Noble laureate and Wilson School professor Daniel Kahneman and economist Alan Krueger were part of an inter-university team that developed the Day Reconstruction Method for measuring the emotional quality of people's daily experiences.
The Day Reconstruction Method requires survey participants to rank specific activities from the previous day on an "enjoyment scale."
Kahneman said he thought a new method of ascertaining people's quality of life was necessary because all previous surveys, such as the standard Experience Sampling Method, ask only "superficial, general questions."
As a result, "global evaluations are inaccurate," Kahneman said.
In their initial survey, 909 working women in Texas composed the sample population.
By analyzing the women's responses to their activities, the research team gauged whether people actually enjoy daily activities by getting their opinions directly after the events occurred.
And the surveyors found some interesting results. For example, people enjoy spending time with their relatives much more than they like to admit — and don't enjoy their children as much as they would like to think.

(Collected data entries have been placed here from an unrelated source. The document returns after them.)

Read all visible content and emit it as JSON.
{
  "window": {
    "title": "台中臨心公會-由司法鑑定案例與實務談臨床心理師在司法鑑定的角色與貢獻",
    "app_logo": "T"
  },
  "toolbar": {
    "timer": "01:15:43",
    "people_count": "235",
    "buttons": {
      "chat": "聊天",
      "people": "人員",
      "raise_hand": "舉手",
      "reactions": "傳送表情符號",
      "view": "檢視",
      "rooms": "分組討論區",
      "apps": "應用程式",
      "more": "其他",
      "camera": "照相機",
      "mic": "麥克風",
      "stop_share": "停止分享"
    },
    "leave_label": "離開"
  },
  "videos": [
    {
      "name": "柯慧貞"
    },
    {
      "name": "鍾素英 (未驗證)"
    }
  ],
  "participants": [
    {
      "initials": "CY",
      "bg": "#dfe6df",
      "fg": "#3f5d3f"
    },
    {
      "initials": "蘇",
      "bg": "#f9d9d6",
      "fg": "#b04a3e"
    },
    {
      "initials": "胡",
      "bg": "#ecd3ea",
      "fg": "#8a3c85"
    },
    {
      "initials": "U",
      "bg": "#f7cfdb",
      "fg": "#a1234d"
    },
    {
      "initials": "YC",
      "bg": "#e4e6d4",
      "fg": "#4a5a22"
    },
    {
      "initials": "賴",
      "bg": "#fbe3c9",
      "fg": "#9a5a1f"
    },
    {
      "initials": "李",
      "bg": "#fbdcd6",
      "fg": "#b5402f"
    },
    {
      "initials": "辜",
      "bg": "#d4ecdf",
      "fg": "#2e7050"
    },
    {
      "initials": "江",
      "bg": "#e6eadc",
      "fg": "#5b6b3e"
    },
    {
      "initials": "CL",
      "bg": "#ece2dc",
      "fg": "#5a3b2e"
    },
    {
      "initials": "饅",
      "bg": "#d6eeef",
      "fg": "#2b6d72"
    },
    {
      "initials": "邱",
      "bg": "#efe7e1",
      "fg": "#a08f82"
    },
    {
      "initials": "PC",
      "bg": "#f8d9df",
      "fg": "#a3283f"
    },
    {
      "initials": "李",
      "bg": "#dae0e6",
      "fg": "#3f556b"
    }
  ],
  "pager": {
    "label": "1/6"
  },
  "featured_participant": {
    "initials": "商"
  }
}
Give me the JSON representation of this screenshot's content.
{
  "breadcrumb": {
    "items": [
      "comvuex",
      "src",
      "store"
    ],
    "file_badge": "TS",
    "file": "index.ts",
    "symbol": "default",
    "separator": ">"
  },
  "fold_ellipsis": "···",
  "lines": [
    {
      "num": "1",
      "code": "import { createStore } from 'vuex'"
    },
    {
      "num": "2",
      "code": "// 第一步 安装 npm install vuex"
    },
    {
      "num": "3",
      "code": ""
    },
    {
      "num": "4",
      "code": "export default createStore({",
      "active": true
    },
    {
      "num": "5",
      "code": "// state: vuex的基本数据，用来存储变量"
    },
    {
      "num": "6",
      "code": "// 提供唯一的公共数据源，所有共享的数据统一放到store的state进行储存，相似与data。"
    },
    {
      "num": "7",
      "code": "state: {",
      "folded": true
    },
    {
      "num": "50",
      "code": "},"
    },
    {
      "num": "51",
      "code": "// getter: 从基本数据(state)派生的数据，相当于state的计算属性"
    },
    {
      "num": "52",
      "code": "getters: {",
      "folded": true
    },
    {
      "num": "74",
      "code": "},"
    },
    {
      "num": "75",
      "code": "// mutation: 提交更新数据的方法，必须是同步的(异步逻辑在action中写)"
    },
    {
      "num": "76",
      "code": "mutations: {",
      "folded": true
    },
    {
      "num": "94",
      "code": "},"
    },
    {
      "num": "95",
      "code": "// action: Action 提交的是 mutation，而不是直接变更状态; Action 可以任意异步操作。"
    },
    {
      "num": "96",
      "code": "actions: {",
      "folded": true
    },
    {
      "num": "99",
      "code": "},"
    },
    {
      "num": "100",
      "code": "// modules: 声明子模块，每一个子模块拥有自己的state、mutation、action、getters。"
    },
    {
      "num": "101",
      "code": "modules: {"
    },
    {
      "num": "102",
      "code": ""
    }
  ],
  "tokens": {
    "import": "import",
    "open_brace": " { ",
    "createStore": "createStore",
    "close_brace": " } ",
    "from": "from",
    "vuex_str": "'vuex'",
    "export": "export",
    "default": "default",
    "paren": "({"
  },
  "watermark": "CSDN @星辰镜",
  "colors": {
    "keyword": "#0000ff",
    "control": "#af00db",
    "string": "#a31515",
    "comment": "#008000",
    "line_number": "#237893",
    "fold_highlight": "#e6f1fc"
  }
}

People also chose "intimate relations" as the most enjoyable activity while commuting ranked last.
Those surveyed also spent, on average, 11.5 hours each day working, doing housework and commuting — some of the least enjoyable activities, according to the research.
Events such as a poor night's sleep had a large impact on how people felt about what they did the following day. Variables like time, pressure at work and companions with whom tasks are accomplished also played a large part in shaping happiness.
According to the group's findings, more general circumstances such as whether each woman was married, single, wealthy, educated or felt she had job security did not have a significant effect on daily happiness.
Kahneman said he did not include men in the survey because he wanted a sufficiently large and specific survey population, but his team does not claim these results "stand for humanity" and didn't want to "generalize too much," he said.
Kahneman added that his team was really "proposing an approach" or "an instrument" that he thinks is necessary for measuring the "burden of disease" that results from the stress of daily life.
Because of the potential implications of the work, the National Institute on Aging, Wilson School, William and Flora Hewlett Foundation and National Science Foundation are supporting the research.
Results from the study were published in the Dec. 3 issue of Science magazine.